A empresa produziu cerca de 3.500 veículos até o início dos anos 1990, quando a abertura do mercado a montadoras estrangeiras tornou a concorrência insustentável. Em 1992, a Miura encerrou a produção após tentar diversificar com uma picape que não teve sucesso financeiro.
Hoje, a Miura é lembrada por colecionadores e entusiastas, e seus veículos são valorizados em eventos históricos do setor automotivo. Houve uma tentativa de relançamento da marca em 2007, interrompida pela pandemia.
A indústria automotiva brasileira enfrentou muitos desafios para se consolidar, mas a Miura, montadora gaúcha fundada em 1977, destacou-se ao fabricar carros esportivos artesanais. Criada por Iltemar Gobbi e Aldo Besson, a marca ganhou destaque com veículos feitos sob medida, focados em design e desempenho para uso urbano.

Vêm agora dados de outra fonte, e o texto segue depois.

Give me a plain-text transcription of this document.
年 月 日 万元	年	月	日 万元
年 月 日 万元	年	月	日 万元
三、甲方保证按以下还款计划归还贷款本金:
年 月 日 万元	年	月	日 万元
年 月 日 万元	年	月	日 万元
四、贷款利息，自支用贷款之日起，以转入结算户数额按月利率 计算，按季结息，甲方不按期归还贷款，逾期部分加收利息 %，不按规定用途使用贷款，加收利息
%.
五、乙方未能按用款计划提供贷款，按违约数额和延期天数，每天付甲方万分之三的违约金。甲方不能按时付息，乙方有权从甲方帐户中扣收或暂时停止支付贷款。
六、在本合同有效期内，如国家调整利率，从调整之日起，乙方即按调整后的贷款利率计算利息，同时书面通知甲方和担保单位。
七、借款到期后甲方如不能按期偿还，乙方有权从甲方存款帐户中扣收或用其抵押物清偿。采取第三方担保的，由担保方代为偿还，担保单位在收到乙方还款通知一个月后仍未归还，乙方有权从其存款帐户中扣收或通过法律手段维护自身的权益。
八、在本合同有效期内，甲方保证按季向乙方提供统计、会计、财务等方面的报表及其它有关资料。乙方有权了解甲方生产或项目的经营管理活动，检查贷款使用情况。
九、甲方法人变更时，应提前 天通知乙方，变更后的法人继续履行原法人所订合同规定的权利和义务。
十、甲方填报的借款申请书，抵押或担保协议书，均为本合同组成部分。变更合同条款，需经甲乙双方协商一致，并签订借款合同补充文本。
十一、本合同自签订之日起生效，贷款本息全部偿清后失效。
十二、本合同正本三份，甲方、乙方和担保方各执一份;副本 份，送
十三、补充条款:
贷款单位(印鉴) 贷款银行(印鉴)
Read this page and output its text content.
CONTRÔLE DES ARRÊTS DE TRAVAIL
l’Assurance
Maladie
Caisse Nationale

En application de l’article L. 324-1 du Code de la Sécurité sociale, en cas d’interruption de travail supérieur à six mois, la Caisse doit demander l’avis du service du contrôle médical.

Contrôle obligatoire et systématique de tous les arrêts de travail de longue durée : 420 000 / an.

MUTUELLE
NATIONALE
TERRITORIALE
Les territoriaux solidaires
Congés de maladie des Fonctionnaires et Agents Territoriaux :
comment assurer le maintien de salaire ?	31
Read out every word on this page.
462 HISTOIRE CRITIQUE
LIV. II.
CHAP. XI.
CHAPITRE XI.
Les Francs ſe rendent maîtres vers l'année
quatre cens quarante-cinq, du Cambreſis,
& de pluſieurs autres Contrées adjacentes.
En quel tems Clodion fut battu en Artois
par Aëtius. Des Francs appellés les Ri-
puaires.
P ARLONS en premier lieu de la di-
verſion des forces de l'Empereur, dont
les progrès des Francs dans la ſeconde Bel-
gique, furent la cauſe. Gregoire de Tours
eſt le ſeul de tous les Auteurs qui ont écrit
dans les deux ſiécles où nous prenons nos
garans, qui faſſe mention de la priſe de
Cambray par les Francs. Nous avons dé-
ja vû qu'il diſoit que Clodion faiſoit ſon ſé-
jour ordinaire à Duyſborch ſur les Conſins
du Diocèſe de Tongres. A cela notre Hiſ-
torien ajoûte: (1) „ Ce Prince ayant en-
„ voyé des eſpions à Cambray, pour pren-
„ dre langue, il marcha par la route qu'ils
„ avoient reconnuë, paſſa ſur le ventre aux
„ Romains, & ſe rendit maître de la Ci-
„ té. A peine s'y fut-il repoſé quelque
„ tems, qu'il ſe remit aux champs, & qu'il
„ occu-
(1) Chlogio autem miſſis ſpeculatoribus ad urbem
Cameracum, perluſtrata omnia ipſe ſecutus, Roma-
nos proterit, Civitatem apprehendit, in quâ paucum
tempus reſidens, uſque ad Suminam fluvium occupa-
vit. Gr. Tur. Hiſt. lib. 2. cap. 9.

A Miura lançou modelos com carroceria de fibra de vidro, faróis escamoteados e interiores elegantes. Entre as inovações, alguns modelos contavam com tecnologias como controle remoto para partida, luzes de neon e, principalmente, um sintetizador de voz que alertava o motorista sobre cinto de segurança, abastecimento e manutenção.
Produzidos em pequenas quantidades, os carros eram alternativas acessíveis em um mercado restrito, pois marcas estrangeiras de luxo, como Porsche e Lamborghini, tinham acesso limitado ao Brasil no período. Entre os principais modelos estão o Miura Sport (1977), Miura Targa e Spider (1983) e Miura Saga, com recursos avançados para a época.
No início dos anos 1990, a abertura do mercado brasileiro a montadoras internacionais trouxe uma concorrência que a Miura não conseguiu enfrentar. Em 1992, a empresa encerrou a produção de seus veículos após lançar uma picape BG Truck, que não se susteve financeiramente.
A Miura produziu cerca de 3.500 carros durante sua existência, tornando-se hoje uma marca querida por colecionadores e fãs, que se reúnem em eventos para preservar a história desse ícone da indústria nacional. Em 2007, seus direitos foram adquiridos pela Rangel & Lima, que tentou relançar a marca, mas a pandemia interrompeu o projeto.